Emulando a Manuel Belgrano, quizás encuentren incluso algún rey inca para plantear el retorno a las raíces de la nacionalidad e instaurar un gobierno autoritario que imponga la “razón populista” a todos y a todas.
Ese maquiavélico engendro retrógrado no tiene por objeto mejorar las condiciones de vida de los argentinos, ni incluir a los excluidos, ni dar techo a los sin techo, ni educar a los analfabetos, ni alimentar a los hambrientos. Ese engendro retrógrado ha sido minuciosamente construido para lograr la impunidad de la vicepresidenta a cualquier costo. Sus seguidores, bien lejos están de los ayllus incaicos: su militancia es retribuida con cargos, vacunas y contratos. Cajas chicas y cajas grandes. Millones en efectivo y retornos que retornan. Ni socialismo, ni indigenismo, ni igualdad, ni mucho menos honradez.
¿Cómo se pretende reconstruir un capitalismo nacional con movilidad social ascendente atacando a las clases medias y desafiando sus valores? ¿Cómo se puede pretender superar la crisis de pobreza sin contar con el principal ordenador social, el empleo? ¿Quiénes podrán ofrecerlo sin empresas que inviertan? ¿Cómo se atraerán inversiones pisoteando los principios republicanos, conculcando los derechos de propiedad y sin vestigios de seguridad jurídica?
No importa. Quienes nos gobiernan no se harán responsables de los jóvenes sin educación y sin capacidades para sobrevivir con trabajos honrados en un mundo que no regala nada. Tampoco se harán cargo del atraso de la Argentina en un mundo que avanza sin esperarnos. Menos aún tienen intención de abandonar la senda de una Argentina que pretende reinventar la rueda, anulando las instituciones que le dieron prosperidad. Quienes critican una supuesta ausencia de rumbo no perciben que el destino elegido es precisamente un precipicio de inflación, desempleo y coronavirus que les garantice su perpetuación en el poder.
El presidente de la Nación dice propugnar el desarrollo industrial, como superador del modelo agroexportador y locomotora del desarrollo.
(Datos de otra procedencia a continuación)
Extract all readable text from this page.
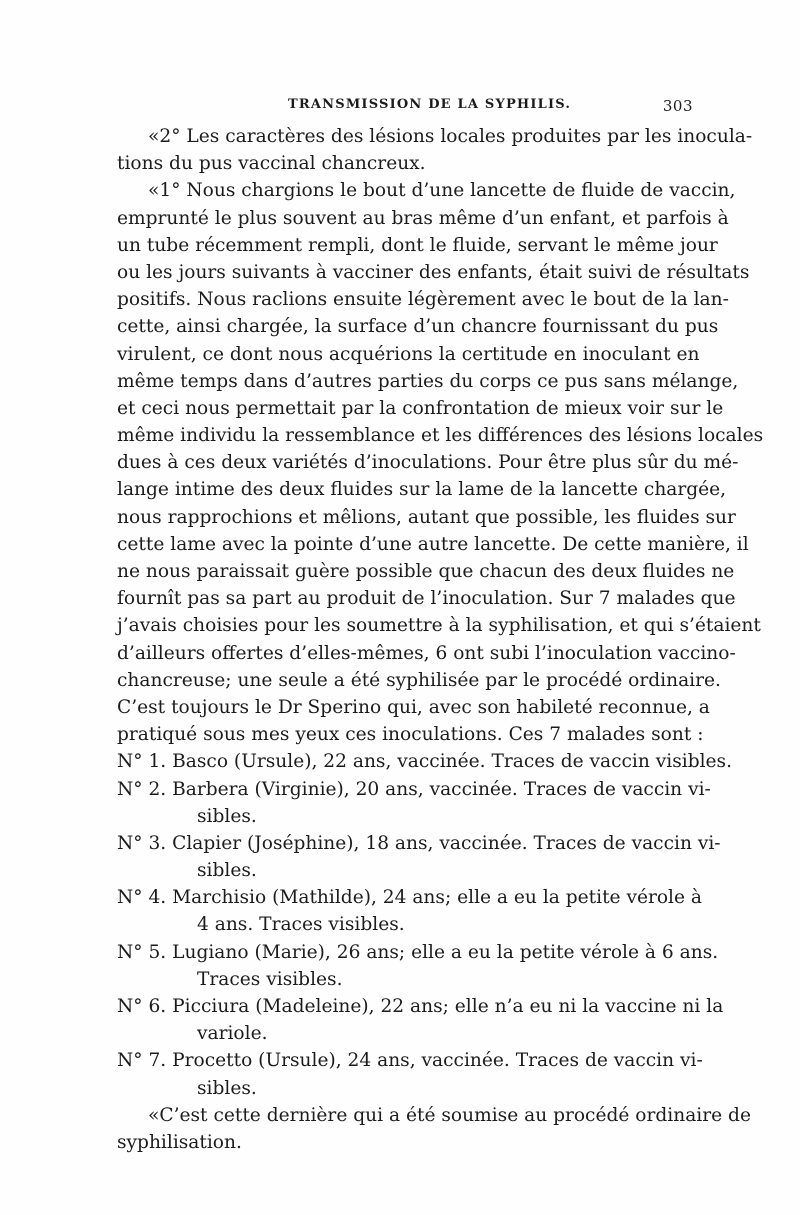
TRANSMISSION DE LA SYPHILIS.	303
«2° Les caractères des lésions locales produites par les inocula-
tions du pus vaccinal chancreux.
«1° Nous chargions le bout d’une lancette de fluide de vaccin,
emprunté le plus souvent au bras même d’un enfant, et parfois à
un tube récemment rempli, dont le fluide, servant le même jour
ou les jours suivants à vacciner des enfants, était suivi de résultats
positifs. Nous raclions ensuite légèrement avec le bout de la lan-
cette, ainsi chargée, la surface d’un chancre fournissant du pus
virulent, ce dont nous acquérions la certitude en inoculant en
même temps dans d’autres parties du corps ce pus sans mélange,
et ceci nous permettait par la confrontation de mieux voir sur le
même individu la ressemblance et les différences des lésions locales
dues à ces deux variétés d’inoculations. Pour être plus sûr du mé-
lange intime des deux fluides sur la lame de la lancette chargée,
nous rapprochions et mêlions, autant que possible, les fluides sur
cette lame avec la pointe d’une autre lancette. De cette manière, il
ne nous paraissait guère possible que chacun des deux fluides ne
fournît pas sa part au produit de l’inoculation. Sur 7 malades que
j’avais choisies pour les soumettre à la syphilisation, et qui s’étaient
d’ailleurs offertes d’elles-mêmes, 6 ont subi l’inoculation vaccino-
chancreuse; une seule a été syphilisée par le procédé ordinaire.
C’est toujours le Dr Sperino qui, avec son habileté reconnue, a
pratiqué sous mes yeux ces inoculations. Ces 7 malades sont :
N° 1. Basco (Ursule), 22 ans, vaccinée. Traces de vaccin visibles.
N° 2. Barbera (Virginie), 20 ans, vaccinée. Traces de vaccin vi-
sibles.
N° 3. Clapier (Joséphine), 18 ans, vaccinée. Traces de vaccin vi-
sibles.
N° 4. Marchisio (Mathilde), 24 ans; elle a eu la petite vérole à
4 ans. Traces visibles.
N° 5. Lugiano (Marie), 26 ans; elle a eu la petite vérole à 6 ans.
Traces visibles.
N° 6. Picciura (Madeleine), 22 ans; elle n’a eu ni la vaccine ni la
variole.
N° 7. Procetto (Ursule), 24 ans, vaccinée. Traces de vaccin vi-
sibles.
«C’est cette dernière qui a été soumise au procédé ordinaire de
syphilisation.
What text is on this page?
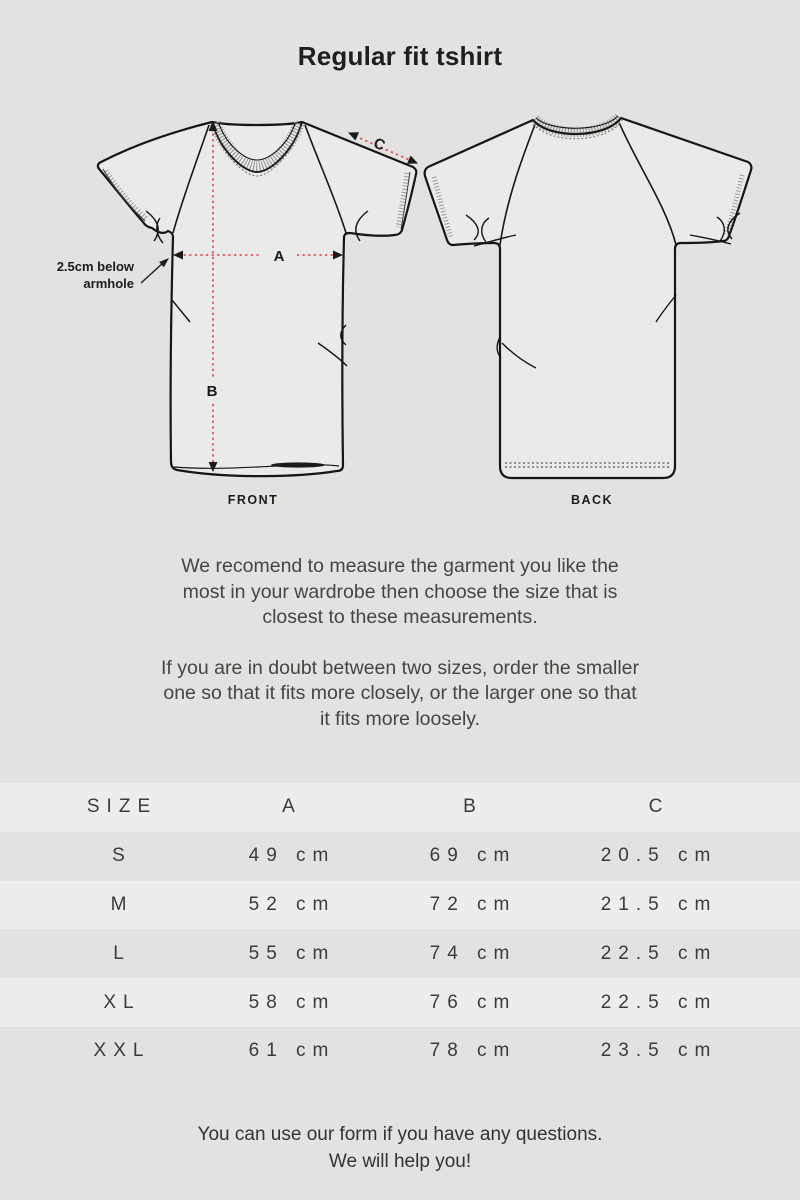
Regular fit tshirt
A
B
C
2.5cm below
armhole
FRONT	BACK

We recomend to measure the garment you like the most in your wardrobe then choose the size that is closest to these measurements.

If you are in doubt between two sizes, order the smaller one so that it fits more closely, or the larger one so that it fits more loosely.

SIZE	A	B	C
S	49 cm	69 cm	20.5 cm
M	52 cm	72 cm	21.5 cm
L	55 cm	74 cm	22.5 cm
XL	58 cm	76 cm	22.5 cm
XXL	61 cm	78 cm	23.5 cm
You can use our form if you have any questions.
We will help you!
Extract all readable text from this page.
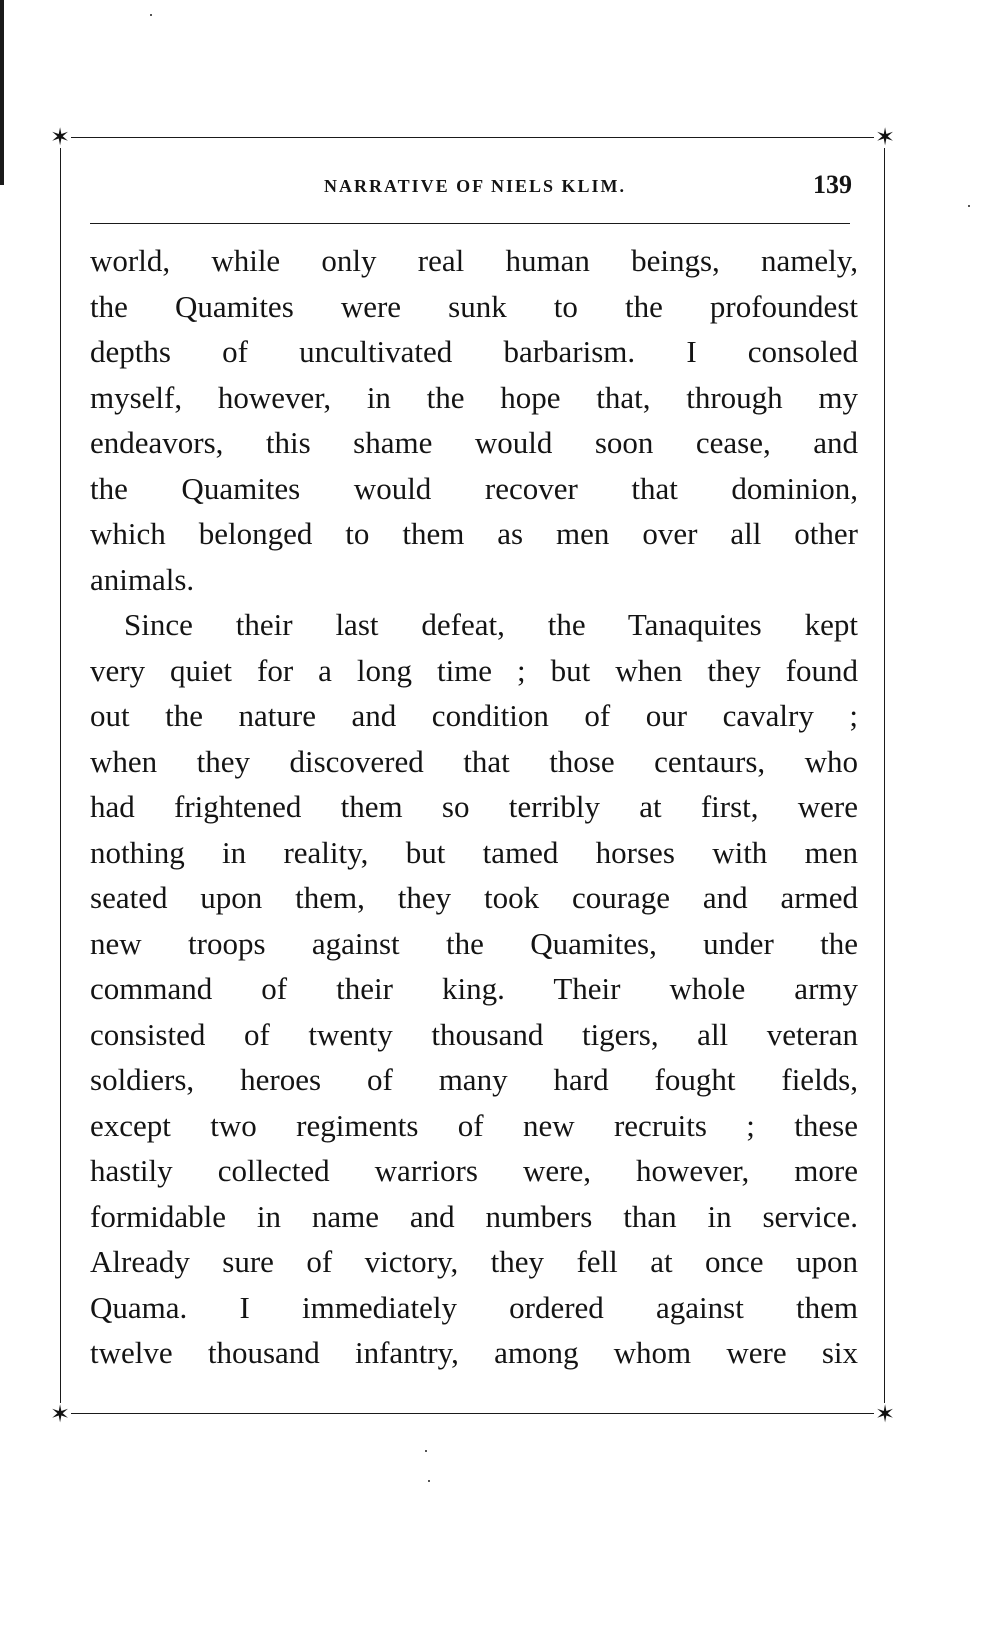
✶	✶
✶	✶
NARRATIVE OF NIELS KLIM.	139
world, while only real human beings, namely,
the Quamites were sunk to the profoundest
depths of uncultivated barbarism. I consoled
myself, however, in the hope that, through my
endeavors, this shame would soon cease, and
the Quamites would recover that dominion,
which belonged to them as men over all other
animals.
Since their last defeat, the Tanaquites kept
very quiet for a long time ; but when they found
out the nature and condition of our cavalry ;
when they discovered that those centaurs, who
had frightened them so terribly at first, were
nothing in reality, but tamed horses with men
seated upon them, they took courage and armed
new troops against the Quamites, under the
command of their king. Their whole army
consisted of twenty thousand tigers, all veteran
soldiers, heroes of many hard fought fields,
except two regiments of new recruits ; these
hastily collected warriors were, however, more
formidable in name and numbers than in service.
Already sure of victory, they fell at once upon
Quama. I immediately ordered against them
twelve thousand infantry, among whom were six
Algún economista de la Universidad de Columbia debería asesorarlo mejor. La principal ventaja competitiva de un país industrial no es un presidente que da discursos alejados de la realidad, con promesas de paquetes de subsidios, licencias no automáticas o comercio administrado. La principal ventaja competitiva será siempre el capital abundante y barato.
La movilidad social ascendente solo es posible con seguridad jurídica, con la plena vigencia de las instituciones que reconocen la propiedad y el contrato, para que haya inversiones y empleos. Como lo entendieron los Hernández y los Fernández; los Rodríguez y los Ramírez; los Kirchner y los Kicillof; los Vizzotti y los Perotti; los Rizzo, los Rossi y los Russo. Aquel país pujante supo darles la razón. Hoy sobran razones para preocupar a sus descendientes.